11
Extraction

This chapter discusses extraction, which is when you take data from an operational system and move it to your warehouse. The chapter discusses:

Overview of Extraction

Extraction is the operation of copying data from a database into a file or onto a network connection. This is the first step of the ETT process: data must be extracted from the source system(s) so that this data may be subsequently transformed and loaded into the data warehouse.

The source systems for a data warehouse are typically transaction-processing database applications. For example, one of the source systems for a sales-analysis data warehouse may be the order-entry system which records all of the current order activities.

Designing and creating the extraction process is often one of the most time-consuming tasks in the ETT process and, indeed, in the entire data warehousing process. The source systems may be very complex, and thus determining which data needs to be extracted can be difficult. Moreover, the source system typically cannot be modified, nor can its performance or availability be impacted, to accommodate the needs of the data warehouse extraction process. These are very important considerations for extraction, and ETT in general.

This chapter, however, focuses on the technical considerations for extracting data. It assumes that the data warehouse team has already identified the data that will be extracted, and discusses common techniques used for extracting data from source databases. The techniques for extraction fall into two broad categories:

Techniques which extract data from an operational system and place the data into a file. Examples are data-unloads and exports.
Techniques which extract data from an operational system and directly transport data into the target database (a data warehouse or a staging database). Examples are gateways and distributed queries.

Extracting Via Data Files

Most database systems provide mechanisms for exporting and/or unloading data from the internal database format into flat files. Extracts from mainframe systems often use COBOL programs, but many databases, as well as third-party software vendors, provide export and/or unload utilities.
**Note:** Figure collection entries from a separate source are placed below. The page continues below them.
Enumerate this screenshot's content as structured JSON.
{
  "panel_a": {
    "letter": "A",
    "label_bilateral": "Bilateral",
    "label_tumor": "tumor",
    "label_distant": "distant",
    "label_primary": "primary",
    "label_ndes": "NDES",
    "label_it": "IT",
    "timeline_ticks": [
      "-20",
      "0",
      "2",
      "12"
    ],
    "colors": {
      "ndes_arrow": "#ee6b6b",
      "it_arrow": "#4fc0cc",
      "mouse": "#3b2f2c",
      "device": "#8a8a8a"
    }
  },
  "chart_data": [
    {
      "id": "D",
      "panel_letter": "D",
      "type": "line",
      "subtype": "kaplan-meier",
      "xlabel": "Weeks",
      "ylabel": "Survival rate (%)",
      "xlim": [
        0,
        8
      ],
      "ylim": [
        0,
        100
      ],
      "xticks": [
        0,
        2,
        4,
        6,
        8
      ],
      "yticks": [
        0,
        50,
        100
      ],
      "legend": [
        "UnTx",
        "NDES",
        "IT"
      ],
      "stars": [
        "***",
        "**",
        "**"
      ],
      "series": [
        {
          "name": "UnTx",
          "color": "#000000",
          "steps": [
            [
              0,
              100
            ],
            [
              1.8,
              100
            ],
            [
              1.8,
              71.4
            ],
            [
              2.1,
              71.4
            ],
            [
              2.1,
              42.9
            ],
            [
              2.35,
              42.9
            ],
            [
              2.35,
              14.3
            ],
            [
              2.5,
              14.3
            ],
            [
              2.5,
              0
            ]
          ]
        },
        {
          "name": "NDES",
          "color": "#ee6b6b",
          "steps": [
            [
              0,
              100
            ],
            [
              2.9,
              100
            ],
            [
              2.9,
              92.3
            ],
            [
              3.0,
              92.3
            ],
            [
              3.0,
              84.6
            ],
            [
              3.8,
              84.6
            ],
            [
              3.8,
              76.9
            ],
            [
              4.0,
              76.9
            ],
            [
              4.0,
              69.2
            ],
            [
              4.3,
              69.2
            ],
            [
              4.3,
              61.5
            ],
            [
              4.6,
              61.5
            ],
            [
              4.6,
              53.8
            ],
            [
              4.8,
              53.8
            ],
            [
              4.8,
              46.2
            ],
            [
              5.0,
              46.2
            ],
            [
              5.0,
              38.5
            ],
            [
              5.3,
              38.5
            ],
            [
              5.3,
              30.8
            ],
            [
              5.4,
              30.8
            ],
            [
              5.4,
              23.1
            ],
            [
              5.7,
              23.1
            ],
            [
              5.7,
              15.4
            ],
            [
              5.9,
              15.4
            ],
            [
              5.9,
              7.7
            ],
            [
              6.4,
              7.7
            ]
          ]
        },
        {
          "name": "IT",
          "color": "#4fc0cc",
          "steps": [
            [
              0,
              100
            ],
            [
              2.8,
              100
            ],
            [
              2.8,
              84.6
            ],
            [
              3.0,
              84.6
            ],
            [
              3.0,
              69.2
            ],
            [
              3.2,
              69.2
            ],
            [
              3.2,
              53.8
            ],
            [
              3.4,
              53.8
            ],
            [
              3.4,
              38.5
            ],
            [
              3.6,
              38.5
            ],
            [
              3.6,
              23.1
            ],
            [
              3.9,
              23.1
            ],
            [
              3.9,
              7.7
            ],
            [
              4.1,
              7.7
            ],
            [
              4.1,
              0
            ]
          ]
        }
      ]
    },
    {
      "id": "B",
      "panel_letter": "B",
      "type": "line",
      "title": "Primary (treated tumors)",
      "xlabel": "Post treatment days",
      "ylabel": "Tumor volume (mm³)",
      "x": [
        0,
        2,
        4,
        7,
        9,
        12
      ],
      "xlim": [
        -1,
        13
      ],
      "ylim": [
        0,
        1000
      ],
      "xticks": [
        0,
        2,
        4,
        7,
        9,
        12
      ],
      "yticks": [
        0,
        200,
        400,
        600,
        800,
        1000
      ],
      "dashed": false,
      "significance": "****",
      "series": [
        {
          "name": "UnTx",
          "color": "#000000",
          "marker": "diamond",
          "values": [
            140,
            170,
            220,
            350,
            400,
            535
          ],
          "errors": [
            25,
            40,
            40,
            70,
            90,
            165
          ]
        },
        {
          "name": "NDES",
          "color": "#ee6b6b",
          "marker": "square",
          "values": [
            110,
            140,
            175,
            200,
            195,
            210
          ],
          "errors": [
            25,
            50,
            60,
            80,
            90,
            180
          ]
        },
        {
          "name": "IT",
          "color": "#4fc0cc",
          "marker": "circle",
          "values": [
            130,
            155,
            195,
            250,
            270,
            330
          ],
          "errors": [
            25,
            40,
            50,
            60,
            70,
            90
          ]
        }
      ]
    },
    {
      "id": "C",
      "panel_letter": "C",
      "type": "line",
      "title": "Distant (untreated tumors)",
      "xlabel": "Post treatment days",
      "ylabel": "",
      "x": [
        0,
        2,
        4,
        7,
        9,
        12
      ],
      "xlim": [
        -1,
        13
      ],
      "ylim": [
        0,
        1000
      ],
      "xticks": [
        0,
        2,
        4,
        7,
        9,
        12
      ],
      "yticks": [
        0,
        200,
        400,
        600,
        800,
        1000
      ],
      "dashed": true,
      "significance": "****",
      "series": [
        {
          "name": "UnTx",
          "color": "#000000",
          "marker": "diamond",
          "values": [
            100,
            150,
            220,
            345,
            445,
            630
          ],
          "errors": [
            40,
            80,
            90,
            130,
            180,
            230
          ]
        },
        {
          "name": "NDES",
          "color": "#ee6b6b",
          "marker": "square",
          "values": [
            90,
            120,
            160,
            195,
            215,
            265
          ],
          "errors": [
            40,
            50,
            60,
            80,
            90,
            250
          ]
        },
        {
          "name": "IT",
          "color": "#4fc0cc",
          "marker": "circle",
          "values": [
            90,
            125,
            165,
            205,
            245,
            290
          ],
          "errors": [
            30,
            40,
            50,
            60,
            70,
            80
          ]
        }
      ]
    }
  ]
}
Data extraction does not necessarily mean that entire database structures are unloaded in flat files. In many cases, it may be appropriate to unload entire database tables or objects. In other cases, it may be more appropriate to unload only a subset of a given table, or unload the results of joining multiple tables together. Different extraction techniques may vary in their capabilities to support these two scenarios.

When the source system is an Oracle database, there are several alternatives for extracting data into files:

Extracting into Flat Files Using SQL*Plus

The most basic technique for extracting data is to execute a SQL query in SQL*Plus and direct the output of the query to a file. For example, to extract a flat file, empdept.log, containing a list of employee names and department names from the EMP and DEPT tables, the following SQL script could be run:

SET echo off
SET pagesize 0
SPOOL empdept.dat
SELECT ename, dname FROM emp, dept
WHERE emp.deptno = dept.deptno;
SPOOL off

The exact format of the output file can be specified using SQL*Plus's system variables.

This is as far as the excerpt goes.